Nic Fhionnlaoich believes that a lack of affordable housing and services represents an existential crisis for the Gaeltacht, and that young Irish speakers who grew up there are unable to return.

“When I look at my generation and even people a couple years older, there was always a pattern of emigration from the Gaeltacht and people come back and raise a family. People aren’t coming back anymore because they can’t, and they would love to.

“You have pretty much anyone my age who’s still in Connemara staying in their childhood bedroom like I am… and we’re being priced out bit by bit of our own communities.

“I’ve already seen that there’s primary schools in Gaeltacht that have smaller and smaller classes every year… Without basic public services, without ambulance coverage, without housing, and without all those basic things people need to survive out we’re not going to have a next generation.”

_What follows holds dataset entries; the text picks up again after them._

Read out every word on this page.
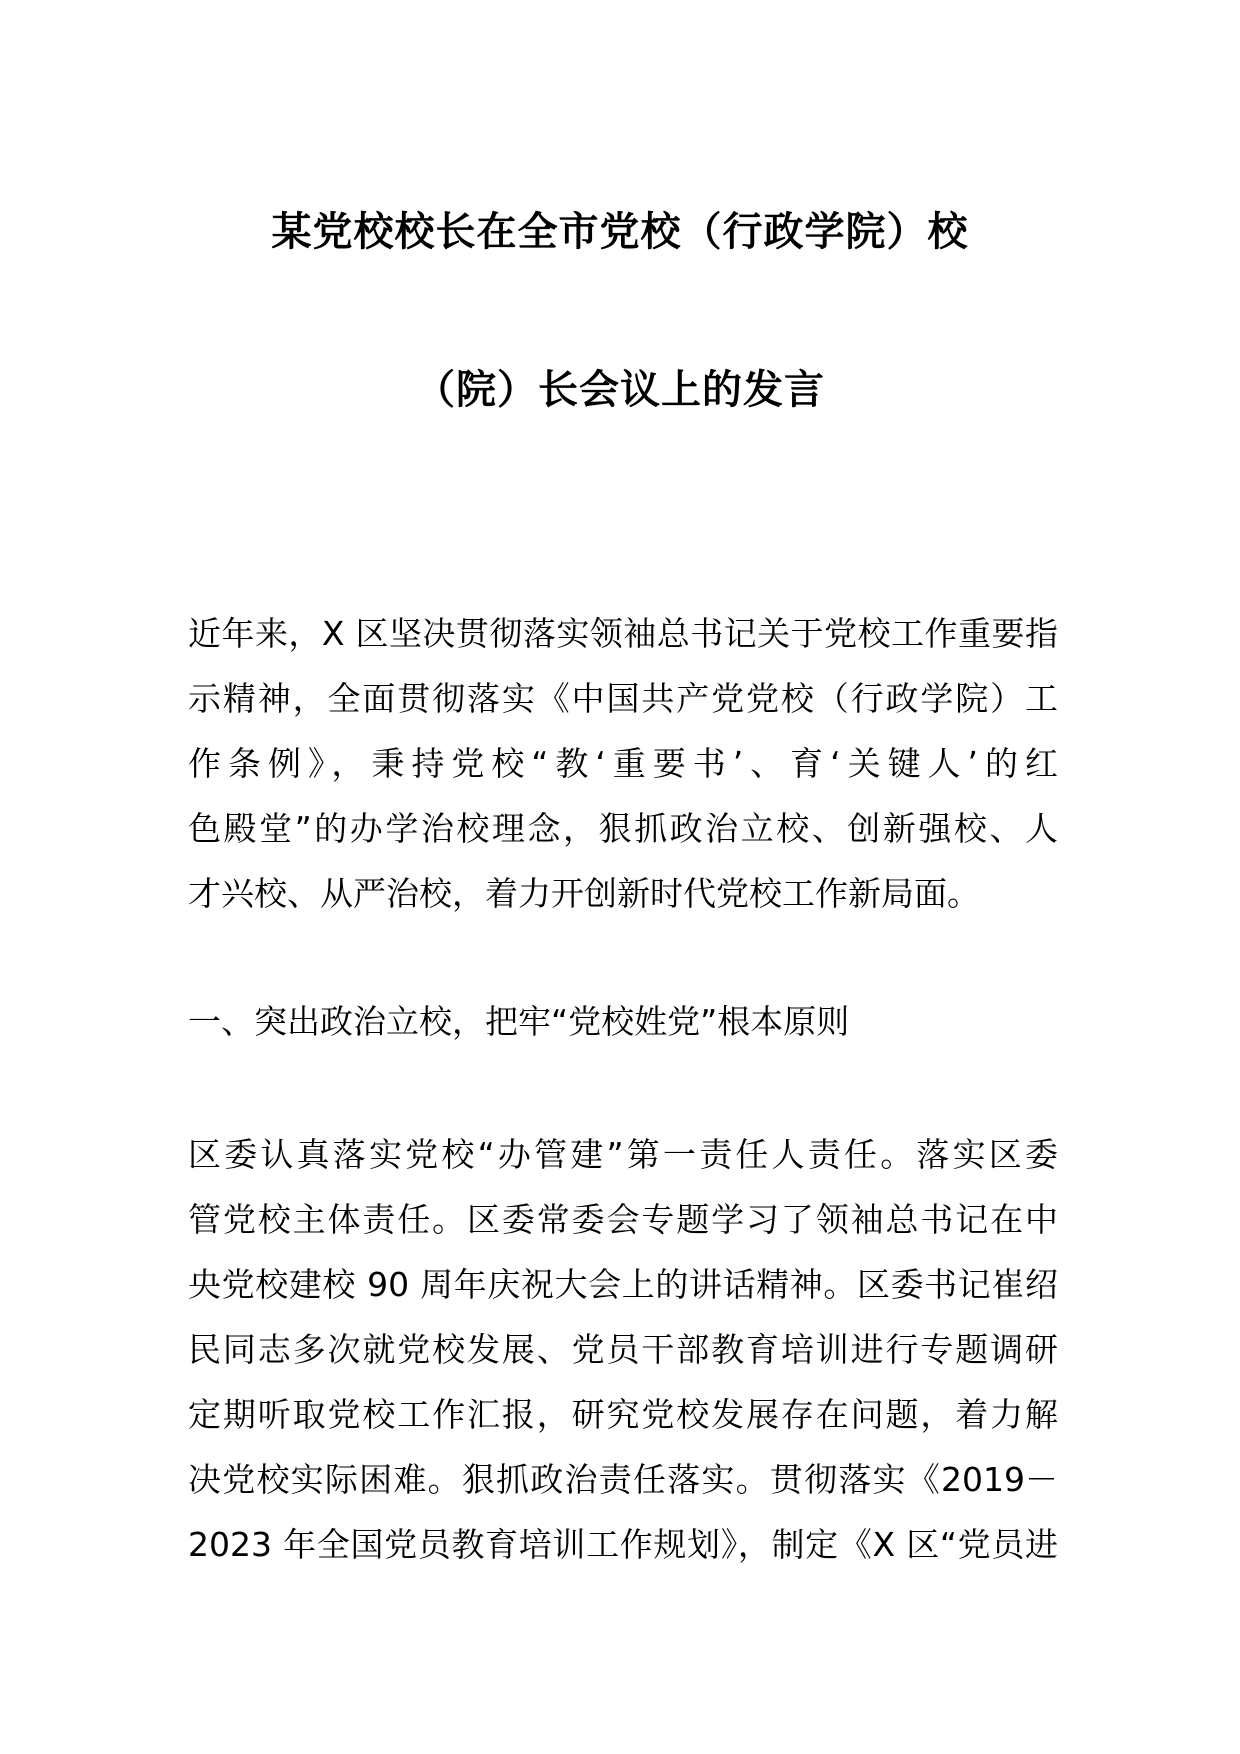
某党校校长在全市党校（行政学院）校
（院）长会议上的发言
近年来，X 区坚决贯彻落实领袖总书记关于党校工作重要指
示精神，全面贯彻落实《中国共产党党校（行政学院）工
作条例》，秉持党校“教‘重要书’、育‘关键人’的红
色殿堂”的办学治校理念，狠抓政治立校、创新强校、人
才兴校、从严治校，着力开创新时代党校工作新局面。
一、突出政治立校，把牢“党校姓党”根本原则
区委认真落实党校“办管建”第一责任人责任。落实区委
管党校主体责任。区委常委会专题学习了领袖总书记在中
央党校建校 90 周年庆祝大会上的讲话精神。区委书记崔绍
民同志多次就党校发展、党员干部教育培训进行专题调研
定期听取党校工作汇报，研究党校发展存在问题，着力解
决党校实际困难。狠抓政治责任落实。贯彻落实《2019－
2023 年全国党员教育培训工作规划》，制定《X 区“党员进
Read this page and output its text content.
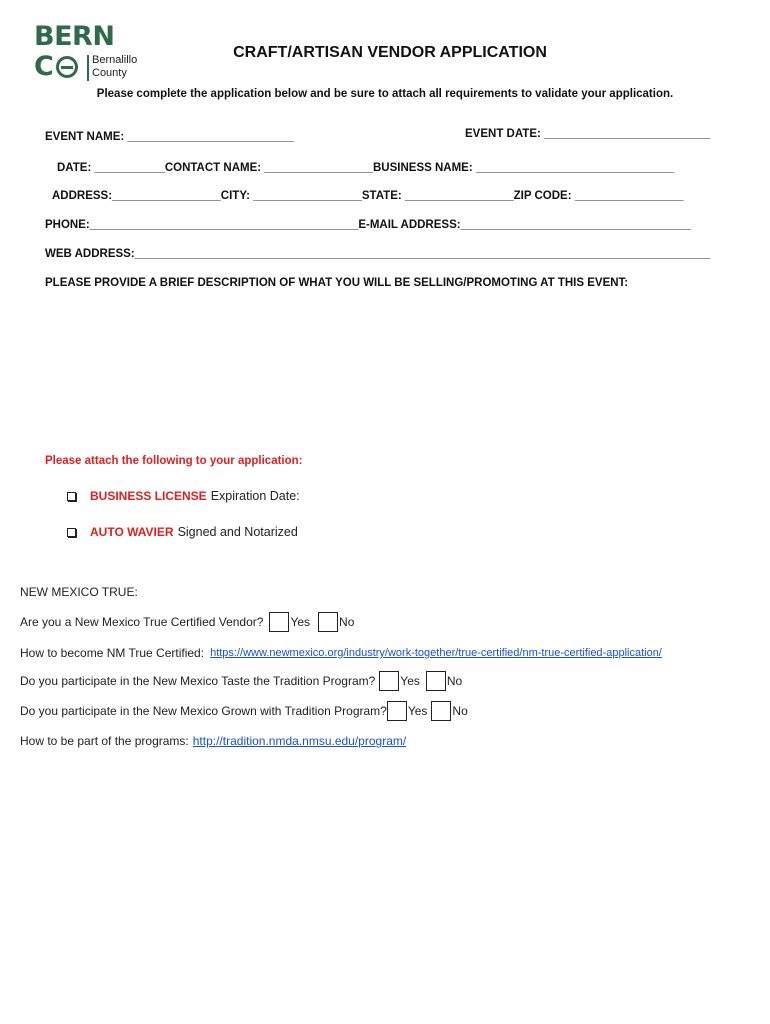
BERN
C	Bernalillo
County
CRAFT/ARTISAN VENDOR APPLICATION
Please complete the application below and be sure to attach all requirements to validate your application.
EVENT NAME: __________________________	EVENT DATE: __________________________
DATE: ___________CONTACT NAME: _________________BUSINESS NAME: _______________________________
ADDRESS:_________________CITY: _________________STATE: _________________ZIP CODE: _________________
PHONE:__________________________________________E-MAIL ADDRESS:____________________________________
WEB ADDRESS:__________________________________________________________________________________________
PLEASE PROVIDE A BRIEF DESCRIPTION OF WHAT YOU WILL BE SELLING/PROMOTING AT THIS EVENT:
Please attach the following to your application:
BUSINESS LICENSE Expiration Date:
AUTO WAVIER Signed and Notarized
NEW MEXICO TRUE:
Are you a New Mexico True Certified Vendor? Yes No
How to become NM True Certified: https://www.newmexico.org/industry/work-together/true-certified/nm-true-certified-application/
Do you participate in the New Mexico Taste the Tradition Program? Yes No
Do you participate in the New Mexico Grown with Tradition Program? Yes No
How to be part of the programs: http://tradition.nmda.nmsu.edu/program/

Social Democrats deputy leader Cian O’Callaghan TD, when serving as the party’s housing spokesperson, previously said that Cost Rental housing developments were not suitable for the provision of affordable housing in the Gaeltacht.

“I don’t think that’s an anti-Cost Rental stance. I think it’s more so that if you are not providing affordable homes that people can buy if you are not providing social housing and you’re just doing Cost Rental, then you’re not solving the whole problem,” says Nic Fhionnlaoich.

“We have always advocated for a multi layered approach, where we have different types of housing, but that they’re all either social or affordable.”

The party also advocates the establishment of a state-owned construction company to directly deliver public housing, and Nic Fhionnlaoich believes that this policy is particularly needed across both Galway city and county.

“This developer-led approach that we have seen from government of ‘We leave the developers to it, and it’ll be fine, and the market will provide’, I don’t need to tell people that it hasn’t worked,” she says.

“And whatever hope you have up in Dublin of big developers seeing it as profit-worthy to build there, [it’s] certainly not happening in Galway.”